Missbrauchsfälle: Erschütternde Details

Vor zwei Jahren hat die Aufdeckung von Missbrauchsfällen in Heimen für großes Aufsehen gesorgt. Das Land Niederösterreich richtete eine Opferschutzkommission ein. Eine Studie der Universität Wien offenbarte erschütternde Details.

200 Fälle von Misshandlung an Jugendlichen sind derzeit bekannt, und das alleine in niederösterreichischen Landesheimen. Es handelt sich um Fälle aus den 60er, 70er und 80er Jahren - mehr dazu in Immer mehr Missbrauchsopfer melden sich.

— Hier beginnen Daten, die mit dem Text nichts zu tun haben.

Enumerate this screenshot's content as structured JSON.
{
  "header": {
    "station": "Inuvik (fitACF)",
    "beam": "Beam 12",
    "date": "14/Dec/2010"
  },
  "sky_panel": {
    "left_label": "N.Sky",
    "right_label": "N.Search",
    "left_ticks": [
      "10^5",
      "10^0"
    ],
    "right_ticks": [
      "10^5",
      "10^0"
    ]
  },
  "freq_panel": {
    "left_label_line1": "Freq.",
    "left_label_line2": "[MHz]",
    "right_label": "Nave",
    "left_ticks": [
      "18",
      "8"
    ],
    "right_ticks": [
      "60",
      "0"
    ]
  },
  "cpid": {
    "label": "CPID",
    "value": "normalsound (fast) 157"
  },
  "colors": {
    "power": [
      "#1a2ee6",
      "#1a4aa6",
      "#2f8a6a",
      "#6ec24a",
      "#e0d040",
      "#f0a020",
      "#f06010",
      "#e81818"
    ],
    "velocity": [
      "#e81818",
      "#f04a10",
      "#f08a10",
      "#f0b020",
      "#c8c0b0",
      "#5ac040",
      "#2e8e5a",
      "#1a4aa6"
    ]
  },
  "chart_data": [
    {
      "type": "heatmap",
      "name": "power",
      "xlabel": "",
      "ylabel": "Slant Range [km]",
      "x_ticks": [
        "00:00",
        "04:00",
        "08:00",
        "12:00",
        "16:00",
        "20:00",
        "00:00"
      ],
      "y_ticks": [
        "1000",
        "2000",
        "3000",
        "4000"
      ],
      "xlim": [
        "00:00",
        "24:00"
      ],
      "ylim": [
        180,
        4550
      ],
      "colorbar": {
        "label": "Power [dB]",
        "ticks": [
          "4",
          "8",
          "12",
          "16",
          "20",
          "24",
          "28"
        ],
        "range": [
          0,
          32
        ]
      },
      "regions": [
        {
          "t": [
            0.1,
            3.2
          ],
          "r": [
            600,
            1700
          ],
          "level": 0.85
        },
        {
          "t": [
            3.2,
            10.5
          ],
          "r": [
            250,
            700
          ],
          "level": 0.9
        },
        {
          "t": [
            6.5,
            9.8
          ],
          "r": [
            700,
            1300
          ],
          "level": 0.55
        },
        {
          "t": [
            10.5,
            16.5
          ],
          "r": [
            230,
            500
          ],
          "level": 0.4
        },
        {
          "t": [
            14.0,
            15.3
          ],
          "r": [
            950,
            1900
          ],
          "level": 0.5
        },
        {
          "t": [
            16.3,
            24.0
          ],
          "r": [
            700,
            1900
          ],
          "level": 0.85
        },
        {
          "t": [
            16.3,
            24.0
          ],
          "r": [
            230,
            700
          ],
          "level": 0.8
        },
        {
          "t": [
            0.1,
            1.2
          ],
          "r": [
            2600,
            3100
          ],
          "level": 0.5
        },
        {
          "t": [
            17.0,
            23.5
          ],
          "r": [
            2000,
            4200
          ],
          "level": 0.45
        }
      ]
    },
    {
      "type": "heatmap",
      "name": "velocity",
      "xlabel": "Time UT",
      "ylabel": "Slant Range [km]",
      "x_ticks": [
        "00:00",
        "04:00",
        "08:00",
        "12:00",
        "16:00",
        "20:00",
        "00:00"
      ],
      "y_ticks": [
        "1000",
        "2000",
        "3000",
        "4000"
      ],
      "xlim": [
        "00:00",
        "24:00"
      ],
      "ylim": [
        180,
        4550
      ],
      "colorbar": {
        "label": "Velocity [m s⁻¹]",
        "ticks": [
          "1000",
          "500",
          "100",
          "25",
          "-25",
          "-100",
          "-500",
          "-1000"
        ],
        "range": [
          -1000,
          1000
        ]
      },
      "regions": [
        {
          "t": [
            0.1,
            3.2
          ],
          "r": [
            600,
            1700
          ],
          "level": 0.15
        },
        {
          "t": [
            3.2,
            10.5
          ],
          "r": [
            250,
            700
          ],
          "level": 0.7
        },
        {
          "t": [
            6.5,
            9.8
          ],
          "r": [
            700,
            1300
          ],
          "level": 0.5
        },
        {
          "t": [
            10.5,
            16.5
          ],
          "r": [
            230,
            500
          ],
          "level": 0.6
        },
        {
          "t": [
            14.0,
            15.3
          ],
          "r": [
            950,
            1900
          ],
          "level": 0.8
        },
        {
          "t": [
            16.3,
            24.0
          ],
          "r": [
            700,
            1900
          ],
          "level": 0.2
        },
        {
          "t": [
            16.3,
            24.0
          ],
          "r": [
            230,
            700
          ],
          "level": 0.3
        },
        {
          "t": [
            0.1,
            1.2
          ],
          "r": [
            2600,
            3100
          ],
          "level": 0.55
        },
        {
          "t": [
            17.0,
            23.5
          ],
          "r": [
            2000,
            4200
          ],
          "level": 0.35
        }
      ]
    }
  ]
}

Noch immer melden sich im Schnitt jährlich 70 Zöglinge von damals. Nur acht wurden bisher von der Opferschutzkommission als unglaubwürdig abgelehnt, sagte der Koordinator der niederösterreichischen Opferschutzkommission Otto Huber: „Ich kann nicht abschätzen, wie lange die Kommission und der Beirat noch tätig sein werden.“

„20 Jahre dauert es, bis sich jemand outet“

Das Land Niederösterreich gab dazu eine Studie an der Fakultät für Psychologie der Universität Wien in Auftrag, 58 Missbrauchsopfer nahmen daran teil, heißt es seitens der Studienautorin Brigitte Lueger-Schuster. „Für mich war sehr eindrücklich, dass es im Durchschnitt fast 20 Jahre gedauert hat, bis sich jemand geoutet hat.“

Die Studie der Universität Wien zeigt die extremen Auswirkungen der damaligen Misshandlungen. Alle Teilnehmer erfuhren demnach körperliche Gewalt, 54 in Verbindung mit psychischer Gewalt und 33, also mehr als die Hälfte der Befragten, mussten körperliche, psychische und sexuelle Gewalt ertragen. Die meisten litten noch heute unter Angststörungen, so Lueger-Schuster. „Wir haben niemanden gefunden, der es geschafft hätte, eine Matura zu machen oder ein Studium anzustreben. Viele sind schon in Frühpension, weil sie dieser Leidensweg krank gemacht hat.“

„Viele Opfer im Leben gescheitert“

Ein Drittel der Teilnehmer leidee unter der schwersten Form, der posttraumatischen Belastungsstörung, so Lueger-Schuster. „Das ist das, was man findet, wenn man mit Menschen Forschungen macht, die Folter überlebt haben oder schwere Vergewaltigungen.“

Der 56-jährige frühere Sportler Karl Hiess ist wegen solcher Traumata heute Frühpensionist. Er war das erste Missbrauchsopfer, das offen darüber sprach, vor allem über Vorfälle in Allentsteig in den 80er Jahren. „Viele sind gescheitert im Leben, sind kriminell oder auffällig geworden, haben Drogen missbraucht. Da sind so viele Existenzen gar nicht entstanden. So viele sind schon in ihrer Jugend gescheitert, und das ist eigentlich die Bestätigung. Und dann stellen sich die Verantwortlichen der damaligen Zeit hin und sagen: Wenn da was gewesen wäre, hätten wir was gemacht. Dabei hat jeder gewusst, was da passiert.“

Altes Foto von Allentsteig in schwarz-weiß

ORF

Neues Gesetz soll im Herbst beschlossen werden

Im Oktober soll ein neues Jugendhilfegesetz im Landtag beschlossen werden, das die Regeln noch weiter verschärft, sagte der zuständige Landesrat Maurice Androsch (SPÖ). Wichtig sei dabei mehr Transparenz und mehr Dokumentation, Eltern- und Kinderrechte sollen stärker herausgearbeitet werden, so Androsch, „damit die Jugendlichen und Kinder in den Jugendheimen bestens betreut werden und solche Fälle in Zukunft nicht mehr auftauchen können“. Bisher wurden fast zwei Millionen Euro an die Opfer ausbezahlt und mehr als 8.000 Therapiestunden finanziert.